Not as such, no. Nor are wizards know to take commissions commonly available. This is because in the current game, people wealthy enough to use such services are rare, and higher-level spellcasters are not common.
 

I voted 'yes', because 'yes, but...' wasn't a poll option.

My campaign world of CITY has magic shops, mostly in the form of alchemists shops, where you can purchase everything from love charms and impotence cures to some run-of-mill DMG potions. Luxury-goods stores like Urbane Outfitters in Narayan:CITY sell costlier magic items, albeit the kind wealthly, young dilettante adventures prefer, say like silver-pommeled flaming rapiers +1. A lot of the temples do a good business selling cures and protective wards. And of course black-marketeers sell all manner of more dangerous equitment, including military-grade magic munitions.

CITY is part Paris, part rural Afghanistan, when it comes to the availibility of goods...

I handwave the purchse of potions, most wands, and scrolls. However, dealers in anything more are part of the story. I figure that people who sell such interesting goods must lead interesting lives, making for interesting times, in the old Chinese curse sense...
 

FireLance said:
Magic item shops are a convenient in-game handwave to allow the PCs to get the gear they want, and to do so before the game session starts so that we don't have to waste precious gaming time rolling Gather Information and Diplomacy checks to fill out the characters' equipment lists.
So you don't employ a lot of non-standard 'gear'? The kind the players need to learn about, or experiment with, or work to make useful? The kind they can't really buy 'off the rack'?

I've been gradually moving away from standard, utlilitarian items in my game. I make most potions and such readily available, but the major items have been increasingly... idiosyncratic.

Like the Handy Haversack which is actually just a bag with a magic portal sewn into it, which connects to a frat house on the campus of a major university of magic.

Or Philip, the armor-plated, VTOL-capable griffon contruct, who can dispense cofee, tea, and a high-quality gin in flight (and is vaguely related to a Figurine of Wonderous Power).

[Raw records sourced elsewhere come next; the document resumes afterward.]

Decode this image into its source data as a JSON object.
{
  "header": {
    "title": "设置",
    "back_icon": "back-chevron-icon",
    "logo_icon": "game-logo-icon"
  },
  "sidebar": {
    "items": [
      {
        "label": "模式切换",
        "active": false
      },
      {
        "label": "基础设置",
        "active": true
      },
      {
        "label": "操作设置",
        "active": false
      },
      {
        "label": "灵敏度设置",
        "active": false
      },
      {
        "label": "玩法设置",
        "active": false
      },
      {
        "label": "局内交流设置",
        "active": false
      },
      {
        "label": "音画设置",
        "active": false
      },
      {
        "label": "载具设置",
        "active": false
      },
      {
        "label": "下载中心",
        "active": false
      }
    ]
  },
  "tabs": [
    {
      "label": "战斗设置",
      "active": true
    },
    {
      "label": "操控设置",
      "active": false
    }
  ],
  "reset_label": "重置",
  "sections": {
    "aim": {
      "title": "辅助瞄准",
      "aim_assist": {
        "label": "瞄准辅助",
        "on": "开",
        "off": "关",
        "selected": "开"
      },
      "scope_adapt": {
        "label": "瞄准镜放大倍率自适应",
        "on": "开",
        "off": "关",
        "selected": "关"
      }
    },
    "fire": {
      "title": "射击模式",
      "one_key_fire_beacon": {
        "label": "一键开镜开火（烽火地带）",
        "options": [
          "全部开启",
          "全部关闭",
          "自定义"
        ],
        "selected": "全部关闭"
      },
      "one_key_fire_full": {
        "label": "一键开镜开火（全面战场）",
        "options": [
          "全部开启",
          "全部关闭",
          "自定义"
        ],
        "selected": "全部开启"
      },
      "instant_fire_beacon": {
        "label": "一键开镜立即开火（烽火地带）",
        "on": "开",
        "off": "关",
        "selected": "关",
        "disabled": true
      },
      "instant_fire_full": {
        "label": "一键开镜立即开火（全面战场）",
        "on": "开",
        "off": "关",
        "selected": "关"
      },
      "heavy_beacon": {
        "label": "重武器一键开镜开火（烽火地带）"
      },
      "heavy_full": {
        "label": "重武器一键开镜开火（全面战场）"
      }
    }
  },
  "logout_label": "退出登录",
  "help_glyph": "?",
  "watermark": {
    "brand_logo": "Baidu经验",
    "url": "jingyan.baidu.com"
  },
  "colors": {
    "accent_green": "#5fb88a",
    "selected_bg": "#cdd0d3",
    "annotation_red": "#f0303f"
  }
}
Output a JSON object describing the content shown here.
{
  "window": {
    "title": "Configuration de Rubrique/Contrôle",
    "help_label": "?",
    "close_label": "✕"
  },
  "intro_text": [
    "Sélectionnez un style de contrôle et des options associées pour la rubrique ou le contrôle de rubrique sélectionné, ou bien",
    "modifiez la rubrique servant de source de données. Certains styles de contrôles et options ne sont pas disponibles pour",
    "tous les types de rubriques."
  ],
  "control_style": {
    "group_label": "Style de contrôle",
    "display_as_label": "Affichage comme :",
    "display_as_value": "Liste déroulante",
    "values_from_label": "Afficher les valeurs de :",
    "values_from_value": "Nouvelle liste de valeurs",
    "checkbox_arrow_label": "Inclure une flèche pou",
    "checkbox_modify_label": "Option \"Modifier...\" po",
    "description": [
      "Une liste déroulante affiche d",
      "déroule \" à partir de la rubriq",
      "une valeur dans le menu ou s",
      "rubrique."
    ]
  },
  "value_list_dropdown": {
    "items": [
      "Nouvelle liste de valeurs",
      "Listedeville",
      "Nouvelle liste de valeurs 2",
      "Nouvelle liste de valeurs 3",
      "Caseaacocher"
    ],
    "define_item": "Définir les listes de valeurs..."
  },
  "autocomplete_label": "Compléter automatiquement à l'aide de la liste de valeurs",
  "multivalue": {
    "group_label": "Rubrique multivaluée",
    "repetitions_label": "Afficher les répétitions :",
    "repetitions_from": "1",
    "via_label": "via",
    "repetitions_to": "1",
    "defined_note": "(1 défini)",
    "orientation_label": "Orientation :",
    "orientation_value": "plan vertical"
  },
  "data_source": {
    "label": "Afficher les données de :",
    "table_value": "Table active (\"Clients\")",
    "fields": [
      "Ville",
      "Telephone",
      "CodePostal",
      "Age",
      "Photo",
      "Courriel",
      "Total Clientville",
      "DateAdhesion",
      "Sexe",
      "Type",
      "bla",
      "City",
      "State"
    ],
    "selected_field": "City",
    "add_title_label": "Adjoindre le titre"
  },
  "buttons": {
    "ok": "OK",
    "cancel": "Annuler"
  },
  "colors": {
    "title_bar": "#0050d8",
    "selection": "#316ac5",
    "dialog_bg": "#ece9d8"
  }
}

So far, my players have been eating this stuff up. Its made 'gearing up' a lot more interesting...
 

Mallus said:
CITY is part Paris, part rural Afghanistan, when it comes to the availibility of goods...

Shirac with AK-47s ... just what I always thought the game was missing.

I handwave the purchse of potions, most wands, and scrolls. However, dealers in anything more are part of the story. I figure that people who sell such interesting goods must lead interesting lives, making for interesting times, in the old Chinese curse sense...

And if they didn't lead interesting lives, they certainly do after meeting Burne and the rest of the crew.

To answer the original question, both of my Eberron games have magic shops, but that's mainly because they are based in Sharn. Depending on where they are in Eberron the PCs might have more trouble locating an actual magic shop, but being able to purchase magic items - or, at least, low leverl magic items - would generally be possible in all reasonably urban areas.
 

Mallus said:
So you don't employ a lot of non-standard 'gear'? The kind the players need to learn about, or experiment with, or work to make useful? The kind they can't really buy 'off the rack'?
Short answer: no.

Partly because my players don't really appreciate weird items, and partly because I want to make the characters, and not the equipment, the stars of the game.
 

Both and then some. :)

I have an organization called the Artificers Guild which will make items on commission (the campaign setting I'm using predates Eberron, so I might go back and update with that in mind). Other individuals will make items on commission as well.

Sometime back I found a line of PDFs that were specialized magic shops (one was a tattoo parlor, for example) that I just love and had to use in my game.

I think magic shops in general add a lot of flavor to the campaigns (if they make sense in the campaign world, that is) and can provide great adventure hooks.